Miller contextualizes her attack within the cultural moments that followed it, making distinct connections with the #MeToo movement, the election of Donald Trump, and the confirmation of Brett Kavanaugh. She voices the frustration of many of us who feel angry when the abuses of power by privileged men are excused time and time again, always at the expense of those whom they’ve preyed upon. Rape is about power and control, and thus it is always political. Miller’s attack and Stanford’s (lack of) response to it speak to the power of capitalism and privilege and the way they influence a person or institution’s moral fortitude. Miller takes on the voice of a community organizer, pleading with her readers, “Question who your realities are being written by. Reexamine who dictates it.” This memoir is a vital contribution to the political discourse surrounding truth and its authorship, and examines the nuanced ways that the voices of the oppressed have historically been excluded by those in positions of power. The book is about truth and the importance of engaging with it, and the power of not only believing survivors, but amplifying their voices.
As much as I wish this book didn’t have to exist, it does. Miller has transformed her assault from a single traumatic moment in time into a larger cultural moment that gives voice to the voiceless. Unfortunately, there is so much in this book that will be recognizable to a great number of readers, such as Miller’s palpable anger at the cat caller’s she meets on the street, the neglecting of her own physical body after the attack, and the difficulty she has protecting her loved ones from her agony. For female readers, Miller’s struggle to claim her body as her own property and no one else’s, will absolutely strike a chord. But so will Miller’s incredible relationship with her sister Tiffany, her lawyer, her councilors, and her nurses, all of whom are testaments to the staggering importance of female support and community.
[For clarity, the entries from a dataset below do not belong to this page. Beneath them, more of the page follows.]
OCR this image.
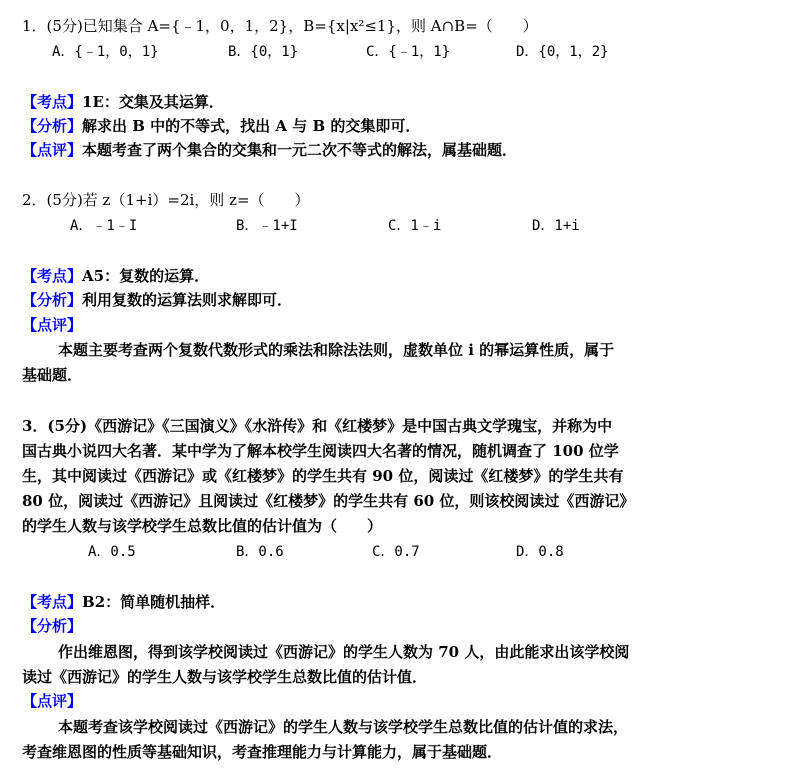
1．(5分)已知集合 A={﹣1，0，1，2}，B={x|x²≤1}，则 A∩B=（　　）
A．{﹣1，0，1}	B．{0，1}	C．{﹣1，1}	D．{0，1，2}
【考点】1E：交集及其运算．
【分析】解求出 B 中的不等式，找出 A 与 B 的交集即可．
【点评】本题考查了两个集合的交集和一元二次不等式的解法，属基础题．
2．(5分)若 z（1+i）=2i，则 z=（　　）
A．﹣1﹣I	B．﹣1+I	C．1﹣i	D．1+i
【考点】A5：复数的运算．
【分析】利用复数的运算法则求解即可．
【点评】
本题主要考查两个复数代数形式的乘法和除法法则，虚数单位 i 的幂运算性质，属于
基础题．
3．(5分)《西游记》《三国演义》《水浒传》和《红楼梦》是中国古典文学瑰宝，并称为中
国古典小说四大名著．某中学为了解本校学生阅读四大名著的情况，随机调查了 100 位学
生，其中阅读过《西游记》或《红楼梦》的学生共有 90 位，阅读过《红楼梦》的学生共有
80 位，阅读过《西游记》且阅读过《红楼梦》的学生共有 60 位，则该校阅读过《西游记》
的学生人数与该学校学生总数比值的估计值为（　　）
A．0.5	B．0.6	C．0.7	D．0.8
【考点】B2：简单随机抽样．
【分析】
作出维恩图，得到该学校阅读过《西游记》的学生人数为 70 人，由此能求出该学校阅
读过《西游记》的学生人数与该学校学生总数比值的估计值．
【点评】
本题考查该学校阅读过《西游记》的学生人数与该学校学生总数比值的估计值的求法，
考查维恩图的性质等基础知识，考查推理能力与计算能力，属于基础题．
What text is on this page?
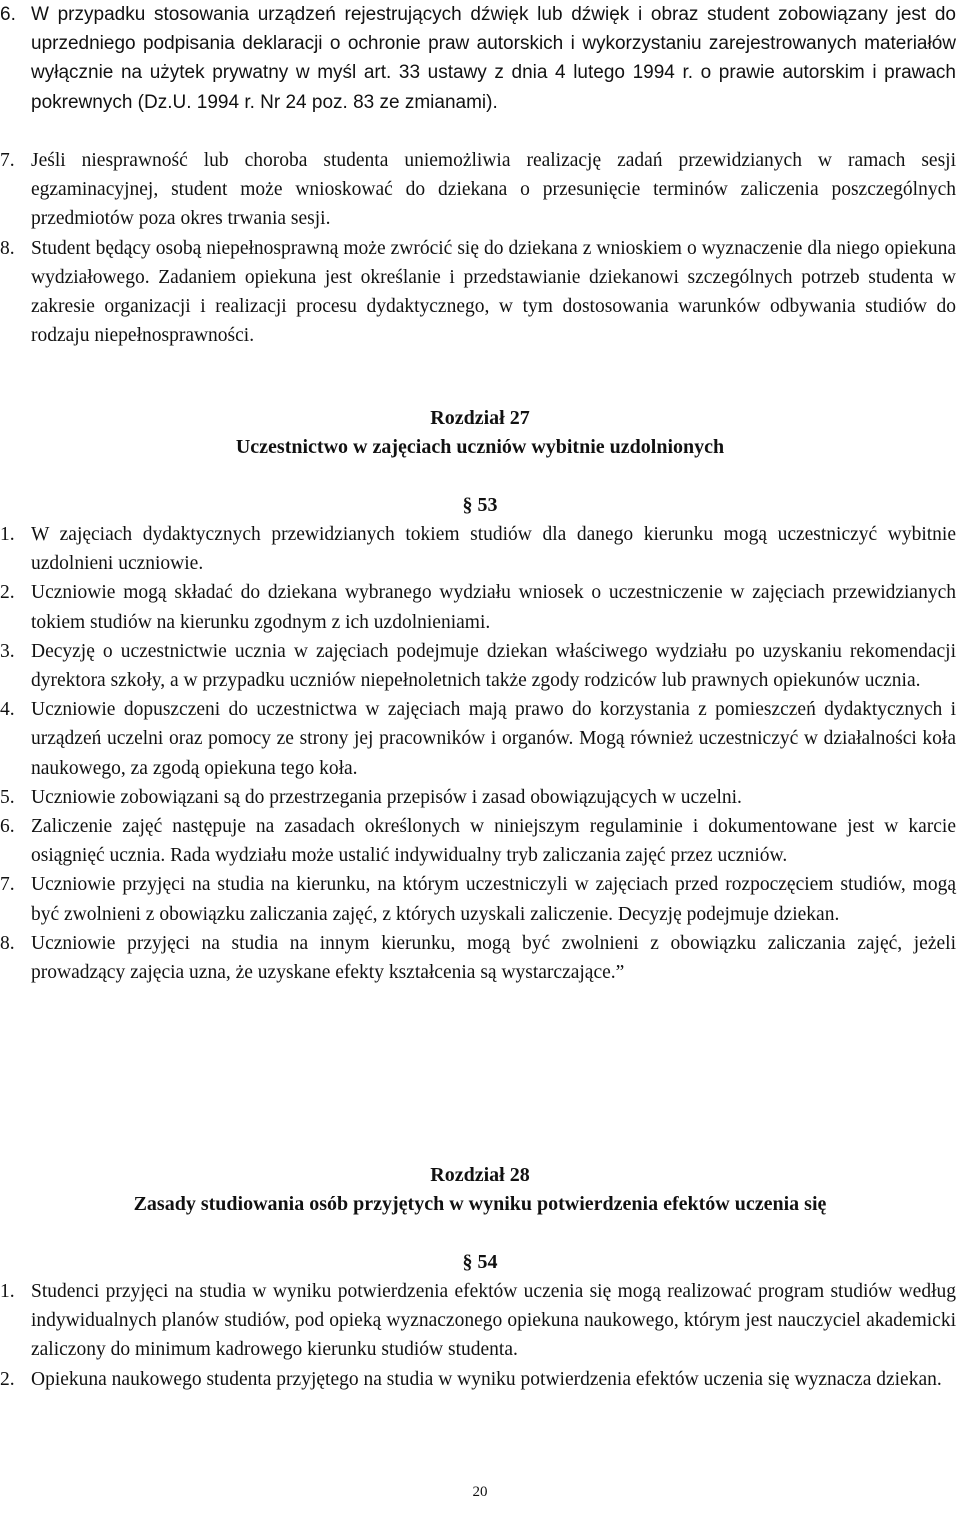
6. W przypadku stosowania urządzeń rejestrujących dźwięk lub dźwięk i obraz student zobowiązany jest do uprzedniego podpisania deklaracji o ochronie praw autorskich i wykorzystaniu zarejestrowanych materiałów wyłącznie na użytek prywatny w myśl art. 33 ustawy z dnia 4 lutego 1994 r. o prawie autorskim i prawach pokrewnych (Dz.U. 1994 r. Nr 24 poz. 83 ze zmianami).
7. Jeśli niesprawność lub choroba studenta uniemożliwia realizację zadań przewidzianych w ramach sesji egzaminacyjnej, student może wnioskować do dziekana o przesunięcie terminów zaliczenia poszczególnych przedmiotów poza okres trwania sesji.
8. Student będący osobą niepełnosprawną może zwrócić się do dziekana z wnioskiem o wyznaczenie dla niego opiekuna wydziałowego. Zadaniem opiekuna jest określanie i przedstawianie dziekanowi szczególnych potrzeb studenta w zakresie organizacji i realizacji procesu dydaktycznego, w tym dostosowania warunków odbywania studiów do rodzaju niepełnosprawności.
Rozdział 27
Uczestnictwo w zajęciach uczniów wybitnie uzdolnionych
§ 53
1. W zajęciach dydaktycznych przewidzianych tokiem studiów dla danego kierunku mogą uczestniczyć wybitnie uzdolnieni uczniowie.
2. Uczniowie mogą składać do dziekana wybranego wydziału wniosek o uczestniczenie w zajęciach przewidzianych tokiem studiów na kierunku zgodnym z ich uzdolnieniami.
3. Decyzję o uczestnictwie ucznia w zajęciach podejmuje dziekan właściwego wydziału po uzyskaniu rekomendacji dyrektora szkoły, a w przypadku uczniów niepełnoletnich także zgody rodziców lub prawnych opiekunów ucznia.
4. Uczniowie dopuszczeni do uczestnictwa w zajęciach mają prawo do korzystania z pomieszczeń dydaktycznych i urządzeń uczelni oraz pomocy ze strony jej pracowników i organów. Mogą również uczestniczyć w działalności koła naukowego, za zgodą opiekuna tego koła.
5. Uczniowie zobowiązani są do przestrzegania przepisów i zasad obowiązujących w uczelni.
6. Zaliczenie zajęć następuje na zasadach określonych w niniejszym regulaminie i dokumentowane jest w karcie osiągnięć ucznia. Rada wydziału może ustalić indywidualny tryb zaliczania zajęć przez uczniów.
7. Uczniowie przyjęci na studia na kierunku, na którym uczestniczyli w zajęciach przed rozpoczęciem studiów, mogą być zwolnieni z obowiązku zaliczania zajęć, z których uzyskali zaliczenie. Decyzję podejmuje dziekan.
8. Uczniowie przyjęci na studia na innym kierunku, mogą być zwolnieni z obowiązku zaliczania zajęć, jeżeli prowadzący zajęcia uzna, że uzyskane efekty kształcenia są wystarczające.”
Rozdział 28
Zasady studiowania osób przyjętych w wyniku potwierdzenia efektów uczenia się
§ 54
1. Studenci przyjęci na studia w wyniku potwierdzenia efektów uczenia się mogą realizować program studiów według indywidualnych planów studiów, pod opieką wyznaczonego opiekuna naukowego, którym jest nauczyciel akademicki zaliczony do minimum kadrowego kierunku studiów studenta.
2. Opiekuna naukowego studenta przyjętego na studia w wyniku potwierdzenia efektów uczenia się wyznacza dziekan.
20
Miller also identifies the two Swedish men who witnessed her attack and tackled Turner to the ground as he fled the scene, encouraging readers to “be the Swedes”, to believe rape victims and protect them at all costs. Throughout the memoir, there is strong recognition that there are heroes in this story, and a hope that they will always be there to help in our most vulnerable moments. Miller recognizes how trauma compounds upon itself when the victim is isolated, separated from their community and loved ones. In the final paragraph of her victim impact statement, she writes, “And finally, to girls everywhere, I am with you. On nights when you feel alone, I am with you. When people doubt you or dismiss you, I am with you… I believe you.” I believe her.
Like its author, this novel is courageous in its tenderness. Miller writes, “I survived because I remained soft, because I listened, because I wrote. Because I huddled close to my truth, protected it like a tiny flame in a terrible storm… Do not become the ones that hurt you. Stay tender with your power. Never fight to injure, fight to uplift.” What strikes me most about Miller is her ability to transcend her circumstances, and in turn examine them with incisive wit and clarity. She treats her narrative with such care and attention, that the experience of reading it feels like spending a great deal of time with one’s closest friend. This is not to say the story is comfortable, I was in tears on at least ten occasions before completing the book, but Miller’s voice is so self-assured and inviting that it feels like a privilege to spend time in her world. This book is required reading. It tackles such topics as the duality of man, the harsh injustices of the American legal system, and the very nature of truth, all the while remaining an intimate and richly developed personal narrative. This memoir is the definition of combatting darkness with light, and its ability to capture nuance and duality is awe-inspiring. I will leave you with Miller’s mother’s advice, “It is not a question of if you survive this, but what beautiful things await you when you do…Good and bad things come from the universe holding hands. Wait for the good to come.”